SALA DE LO CONTENCIOSO ADMINISTRATIVO

SECCION PRIMERA

Consejera ponente: OLGA INÉS NAVARRETE BARRERO

Bogotá, D.C., tres (3) abril de dos mil tres (2003) Radicación número: 11001-03-24-000-2001-00212-01(7199)

Actor: GLORIA CECILIA MEDINA ABONDANO

Demandado: GOBIERNO NACIONAL Referencia: APELACIÓN SENTENCIA Procede la Sección Primera a dictar sentencia de única instancia para resolver la demanda que ha dado origen al proceso de la referencia, instaurada por GLORIA CECILIA MEDINA ABONDANO, en ejercicio de la acción consagrada en el artículo 84 del C.C.A., con el fin de que se declare la nulidad del artículo 60 del Decreto 741 de 1993 “por el cual se reglamenta la telefonía móvil celular”.

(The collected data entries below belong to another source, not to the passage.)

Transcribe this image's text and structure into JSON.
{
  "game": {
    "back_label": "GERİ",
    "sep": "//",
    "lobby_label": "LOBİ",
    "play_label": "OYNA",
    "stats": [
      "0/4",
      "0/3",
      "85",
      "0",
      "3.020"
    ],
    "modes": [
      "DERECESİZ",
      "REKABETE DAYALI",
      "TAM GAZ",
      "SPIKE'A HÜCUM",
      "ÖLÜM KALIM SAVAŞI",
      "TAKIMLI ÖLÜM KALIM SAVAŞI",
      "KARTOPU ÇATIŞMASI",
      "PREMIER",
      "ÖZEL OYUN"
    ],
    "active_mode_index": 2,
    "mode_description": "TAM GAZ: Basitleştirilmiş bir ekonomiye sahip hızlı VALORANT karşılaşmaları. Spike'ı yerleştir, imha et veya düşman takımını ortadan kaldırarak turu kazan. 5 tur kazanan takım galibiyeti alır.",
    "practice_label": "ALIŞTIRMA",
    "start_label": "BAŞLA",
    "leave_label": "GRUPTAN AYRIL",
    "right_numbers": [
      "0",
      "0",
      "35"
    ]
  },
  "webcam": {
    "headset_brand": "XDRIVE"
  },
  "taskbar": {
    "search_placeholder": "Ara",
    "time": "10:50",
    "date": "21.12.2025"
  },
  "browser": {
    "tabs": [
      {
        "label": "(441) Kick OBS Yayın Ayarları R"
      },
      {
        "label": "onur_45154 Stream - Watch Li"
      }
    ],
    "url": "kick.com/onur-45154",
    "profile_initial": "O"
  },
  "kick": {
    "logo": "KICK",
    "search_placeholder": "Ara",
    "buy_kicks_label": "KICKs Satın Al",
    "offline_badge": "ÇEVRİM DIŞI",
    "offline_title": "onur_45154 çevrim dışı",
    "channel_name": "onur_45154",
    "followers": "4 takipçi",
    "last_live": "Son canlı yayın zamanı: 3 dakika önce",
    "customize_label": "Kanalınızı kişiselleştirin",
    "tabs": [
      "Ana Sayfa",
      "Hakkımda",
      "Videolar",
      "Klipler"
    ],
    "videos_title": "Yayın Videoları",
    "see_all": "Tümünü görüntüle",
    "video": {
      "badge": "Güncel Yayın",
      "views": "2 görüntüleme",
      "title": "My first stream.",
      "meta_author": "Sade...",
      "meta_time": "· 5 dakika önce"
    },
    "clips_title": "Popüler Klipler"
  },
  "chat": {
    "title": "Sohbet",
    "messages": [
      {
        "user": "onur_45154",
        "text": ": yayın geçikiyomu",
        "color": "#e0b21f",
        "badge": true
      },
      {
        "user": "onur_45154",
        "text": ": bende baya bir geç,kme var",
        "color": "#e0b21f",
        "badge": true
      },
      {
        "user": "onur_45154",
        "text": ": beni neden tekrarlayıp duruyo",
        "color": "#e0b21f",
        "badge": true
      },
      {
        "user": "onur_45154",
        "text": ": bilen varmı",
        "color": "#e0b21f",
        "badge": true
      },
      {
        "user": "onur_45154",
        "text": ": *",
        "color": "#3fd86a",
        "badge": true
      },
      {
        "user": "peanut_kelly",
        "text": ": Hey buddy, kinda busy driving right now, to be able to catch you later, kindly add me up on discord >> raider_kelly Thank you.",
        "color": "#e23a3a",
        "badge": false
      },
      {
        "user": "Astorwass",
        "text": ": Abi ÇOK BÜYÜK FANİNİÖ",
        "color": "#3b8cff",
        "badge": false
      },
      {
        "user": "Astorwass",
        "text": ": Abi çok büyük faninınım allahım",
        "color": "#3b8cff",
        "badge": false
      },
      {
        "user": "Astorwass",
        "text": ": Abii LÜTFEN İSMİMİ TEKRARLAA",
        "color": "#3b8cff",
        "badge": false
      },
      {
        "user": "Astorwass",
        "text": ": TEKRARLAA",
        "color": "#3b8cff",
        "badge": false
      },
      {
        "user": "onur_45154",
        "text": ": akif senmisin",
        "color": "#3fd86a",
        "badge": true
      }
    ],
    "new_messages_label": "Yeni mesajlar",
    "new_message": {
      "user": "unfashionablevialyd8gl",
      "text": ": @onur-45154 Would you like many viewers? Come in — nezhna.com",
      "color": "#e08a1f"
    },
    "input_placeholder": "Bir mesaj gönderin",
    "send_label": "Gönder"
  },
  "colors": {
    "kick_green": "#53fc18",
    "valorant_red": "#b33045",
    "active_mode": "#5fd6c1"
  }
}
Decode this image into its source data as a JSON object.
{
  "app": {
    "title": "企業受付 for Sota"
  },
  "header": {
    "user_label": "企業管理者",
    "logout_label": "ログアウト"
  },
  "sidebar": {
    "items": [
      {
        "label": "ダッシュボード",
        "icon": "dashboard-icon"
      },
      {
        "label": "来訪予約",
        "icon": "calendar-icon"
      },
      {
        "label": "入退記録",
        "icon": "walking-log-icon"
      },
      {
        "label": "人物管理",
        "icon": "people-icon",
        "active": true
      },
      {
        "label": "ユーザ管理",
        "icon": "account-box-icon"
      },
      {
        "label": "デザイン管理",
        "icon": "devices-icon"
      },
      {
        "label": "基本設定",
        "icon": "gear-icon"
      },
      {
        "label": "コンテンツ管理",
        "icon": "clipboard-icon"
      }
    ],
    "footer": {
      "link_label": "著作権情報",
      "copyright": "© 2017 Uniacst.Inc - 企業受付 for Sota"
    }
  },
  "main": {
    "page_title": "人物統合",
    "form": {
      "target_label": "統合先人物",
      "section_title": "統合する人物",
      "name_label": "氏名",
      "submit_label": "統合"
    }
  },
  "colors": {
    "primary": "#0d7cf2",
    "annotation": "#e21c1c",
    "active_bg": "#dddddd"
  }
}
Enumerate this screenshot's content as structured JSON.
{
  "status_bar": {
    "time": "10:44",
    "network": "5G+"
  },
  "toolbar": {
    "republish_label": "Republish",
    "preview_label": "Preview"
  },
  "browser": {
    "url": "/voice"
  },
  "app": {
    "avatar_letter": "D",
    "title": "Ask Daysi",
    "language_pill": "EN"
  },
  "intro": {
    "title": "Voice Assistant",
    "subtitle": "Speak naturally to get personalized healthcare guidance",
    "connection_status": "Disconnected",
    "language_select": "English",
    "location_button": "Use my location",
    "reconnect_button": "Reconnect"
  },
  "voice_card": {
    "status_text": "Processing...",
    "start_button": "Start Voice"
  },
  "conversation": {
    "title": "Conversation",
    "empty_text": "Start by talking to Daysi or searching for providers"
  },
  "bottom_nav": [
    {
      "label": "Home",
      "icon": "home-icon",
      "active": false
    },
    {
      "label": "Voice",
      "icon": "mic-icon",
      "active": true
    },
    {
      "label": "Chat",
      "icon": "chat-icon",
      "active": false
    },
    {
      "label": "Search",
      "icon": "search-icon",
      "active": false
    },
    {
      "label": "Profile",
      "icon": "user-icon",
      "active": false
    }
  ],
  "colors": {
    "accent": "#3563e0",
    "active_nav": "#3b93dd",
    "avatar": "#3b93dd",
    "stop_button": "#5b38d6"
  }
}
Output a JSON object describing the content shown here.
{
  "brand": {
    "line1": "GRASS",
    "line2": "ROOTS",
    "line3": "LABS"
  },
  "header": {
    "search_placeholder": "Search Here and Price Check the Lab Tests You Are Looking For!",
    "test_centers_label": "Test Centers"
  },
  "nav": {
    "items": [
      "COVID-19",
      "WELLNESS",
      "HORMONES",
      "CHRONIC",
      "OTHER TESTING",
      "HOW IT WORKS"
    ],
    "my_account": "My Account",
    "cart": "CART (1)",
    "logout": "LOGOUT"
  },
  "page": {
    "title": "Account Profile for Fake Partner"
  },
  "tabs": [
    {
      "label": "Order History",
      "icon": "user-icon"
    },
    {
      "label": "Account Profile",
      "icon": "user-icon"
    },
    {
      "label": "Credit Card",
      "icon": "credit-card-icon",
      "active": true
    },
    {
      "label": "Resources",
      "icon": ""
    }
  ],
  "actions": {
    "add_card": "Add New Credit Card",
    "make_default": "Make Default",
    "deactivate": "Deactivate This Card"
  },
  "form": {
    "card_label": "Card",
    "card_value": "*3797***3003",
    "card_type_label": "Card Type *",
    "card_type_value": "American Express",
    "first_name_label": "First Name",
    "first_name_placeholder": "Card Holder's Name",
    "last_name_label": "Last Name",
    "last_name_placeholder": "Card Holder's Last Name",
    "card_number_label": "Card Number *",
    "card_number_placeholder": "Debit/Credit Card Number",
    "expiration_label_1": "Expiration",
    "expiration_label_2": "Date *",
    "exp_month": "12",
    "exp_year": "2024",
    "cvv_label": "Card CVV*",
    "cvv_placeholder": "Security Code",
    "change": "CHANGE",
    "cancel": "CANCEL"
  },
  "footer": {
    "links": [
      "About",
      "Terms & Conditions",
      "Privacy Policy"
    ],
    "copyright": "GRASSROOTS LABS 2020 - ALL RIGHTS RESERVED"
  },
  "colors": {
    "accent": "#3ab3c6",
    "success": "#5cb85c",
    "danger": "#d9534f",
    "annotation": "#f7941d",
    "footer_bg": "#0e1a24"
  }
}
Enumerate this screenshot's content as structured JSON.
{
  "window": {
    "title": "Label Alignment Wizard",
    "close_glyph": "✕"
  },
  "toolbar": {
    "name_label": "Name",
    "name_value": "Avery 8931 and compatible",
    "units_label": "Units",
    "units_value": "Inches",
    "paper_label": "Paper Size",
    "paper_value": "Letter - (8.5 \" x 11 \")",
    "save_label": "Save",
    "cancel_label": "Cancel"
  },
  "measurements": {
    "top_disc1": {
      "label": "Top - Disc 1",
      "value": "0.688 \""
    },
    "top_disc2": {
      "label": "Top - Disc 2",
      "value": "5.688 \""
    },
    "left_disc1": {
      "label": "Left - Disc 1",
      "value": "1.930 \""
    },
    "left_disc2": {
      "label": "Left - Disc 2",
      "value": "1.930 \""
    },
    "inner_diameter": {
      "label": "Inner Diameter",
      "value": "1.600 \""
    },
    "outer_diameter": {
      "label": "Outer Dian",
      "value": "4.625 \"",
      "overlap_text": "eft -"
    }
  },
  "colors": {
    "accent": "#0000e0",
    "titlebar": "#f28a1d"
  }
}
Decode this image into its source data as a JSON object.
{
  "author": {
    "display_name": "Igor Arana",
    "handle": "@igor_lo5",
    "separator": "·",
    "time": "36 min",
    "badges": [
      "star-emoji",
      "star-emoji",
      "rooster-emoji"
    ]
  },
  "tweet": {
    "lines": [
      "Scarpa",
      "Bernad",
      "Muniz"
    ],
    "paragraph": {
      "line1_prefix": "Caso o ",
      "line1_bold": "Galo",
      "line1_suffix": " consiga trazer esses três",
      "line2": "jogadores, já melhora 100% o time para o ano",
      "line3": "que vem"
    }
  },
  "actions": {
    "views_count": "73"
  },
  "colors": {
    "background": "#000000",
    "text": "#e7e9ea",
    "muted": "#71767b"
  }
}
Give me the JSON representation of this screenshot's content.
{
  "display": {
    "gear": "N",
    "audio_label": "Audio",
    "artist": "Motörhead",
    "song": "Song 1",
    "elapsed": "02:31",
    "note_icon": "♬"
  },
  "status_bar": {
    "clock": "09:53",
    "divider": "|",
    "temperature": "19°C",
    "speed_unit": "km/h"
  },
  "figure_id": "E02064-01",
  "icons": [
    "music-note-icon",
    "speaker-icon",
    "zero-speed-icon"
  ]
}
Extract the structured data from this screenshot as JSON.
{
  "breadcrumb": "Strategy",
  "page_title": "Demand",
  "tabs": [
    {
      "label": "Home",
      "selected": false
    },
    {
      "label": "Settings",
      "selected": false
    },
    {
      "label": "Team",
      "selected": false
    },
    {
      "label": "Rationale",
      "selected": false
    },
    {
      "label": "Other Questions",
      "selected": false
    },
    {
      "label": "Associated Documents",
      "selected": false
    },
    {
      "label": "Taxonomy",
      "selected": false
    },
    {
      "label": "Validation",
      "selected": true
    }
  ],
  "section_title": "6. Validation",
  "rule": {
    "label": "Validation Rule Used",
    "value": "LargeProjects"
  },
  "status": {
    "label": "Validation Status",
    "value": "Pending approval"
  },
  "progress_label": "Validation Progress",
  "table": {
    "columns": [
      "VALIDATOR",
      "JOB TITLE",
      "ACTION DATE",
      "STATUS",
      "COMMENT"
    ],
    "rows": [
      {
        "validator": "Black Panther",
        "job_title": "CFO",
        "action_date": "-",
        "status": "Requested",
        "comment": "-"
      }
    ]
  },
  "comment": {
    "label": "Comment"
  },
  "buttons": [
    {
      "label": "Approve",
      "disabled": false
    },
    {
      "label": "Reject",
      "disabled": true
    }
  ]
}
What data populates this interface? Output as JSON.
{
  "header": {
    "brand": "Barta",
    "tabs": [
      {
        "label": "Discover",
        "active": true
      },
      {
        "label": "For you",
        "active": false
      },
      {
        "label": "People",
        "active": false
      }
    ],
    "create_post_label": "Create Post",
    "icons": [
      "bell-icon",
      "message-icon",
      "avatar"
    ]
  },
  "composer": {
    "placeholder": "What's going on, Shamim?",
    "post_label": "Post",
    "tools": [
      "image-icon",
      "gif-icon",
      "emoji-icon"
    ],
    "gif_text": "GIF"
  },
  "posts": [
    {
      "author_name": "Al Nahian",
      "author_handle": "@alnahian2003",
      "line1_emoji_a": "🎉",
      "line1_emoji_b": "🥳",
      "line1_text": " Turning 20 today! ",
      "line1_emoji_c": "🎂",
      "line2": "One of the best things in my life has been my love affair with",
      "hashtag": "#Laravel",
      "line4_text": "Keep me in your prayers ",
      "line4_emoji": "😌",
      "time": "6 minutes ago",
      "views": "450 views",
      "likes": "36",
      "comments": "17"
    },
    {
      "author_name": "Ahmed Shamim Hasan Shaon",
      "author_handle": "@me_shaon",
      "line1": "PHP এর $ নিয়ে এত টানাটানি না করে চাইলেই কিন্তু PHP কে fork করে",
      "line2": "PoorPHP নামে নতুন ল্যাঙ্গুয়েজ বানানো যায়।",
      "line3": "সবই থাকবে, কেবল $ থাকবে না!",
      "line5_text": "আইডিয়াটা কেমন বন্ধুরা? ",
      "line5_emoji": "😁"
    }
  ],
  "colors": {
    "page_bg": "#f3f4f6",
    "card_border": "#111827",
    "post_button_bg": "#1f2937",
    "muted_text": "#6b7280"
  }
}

a. Antecedentes. Se solicita la nulidad del artículo 60 del Decreto 741 de 1993, que dispuso: Decreto 741 de 1993. “Artículo 60. La comunicación de larga distancia de usuarios móviles. La comunicación de larga distancia internacional originada o recibida por el usuario del servicio de telefonía móvil celular deberá hacerse a través de la RTPC y en ningún caso los operadores de telefonía móvil celular podrán prestar directamente servicios de telefonía de larga distancia internacional, salvo que el operador de la telefonía móvil celular esté legalmente autorizado para la prestación de este servicio”. Hechos. El 6 de enero de 1993 se sancionó la Ley 37 de 1993 “por la cual se regula la prestación del servicio de telefonía móvil celular, la celebración de contratos de sociedad y de asociación en el ámbito de las telecomunicaciones y se dictan otras disposiciones”. El 20 de abril de 1993, el Gobierno Nacional expidió el Decreto 741 de 1993 “por el cual se reglamenta la telefonía móvil celular”. En ejercicio de las facultades otorgadas por el artículo 20 transitorio de la

Constitución Política, fue expedido el Decreto 2122 de 1992, por el cual se reestructuró el Ministerio de Comunicaciones. En estas disposiciones se fundamentó el Gobierno Nacional para la expedición del Decreto 741 de 1993. b. Las normas presuntamente violadas y el concepto de violación. Se consideran violadas las siguientes disposiciones: Artículos 6, 13, 121, 150, 189, 365 y 367 de la Constitución Política; Ley 37 de 1993, en cuanto a los parámetros establecidos para su reglamentación por parte del ejecutivo, previstos en su artículo 4 que dispuso: “De conformidad con la Constitución y la ley, el Gobierno Nacional reglamentará las condiciones en que se deberá prestar el servicio de telefonía móvil celular, teniendo en cuanta, entre otros, los siguientes criterios......”.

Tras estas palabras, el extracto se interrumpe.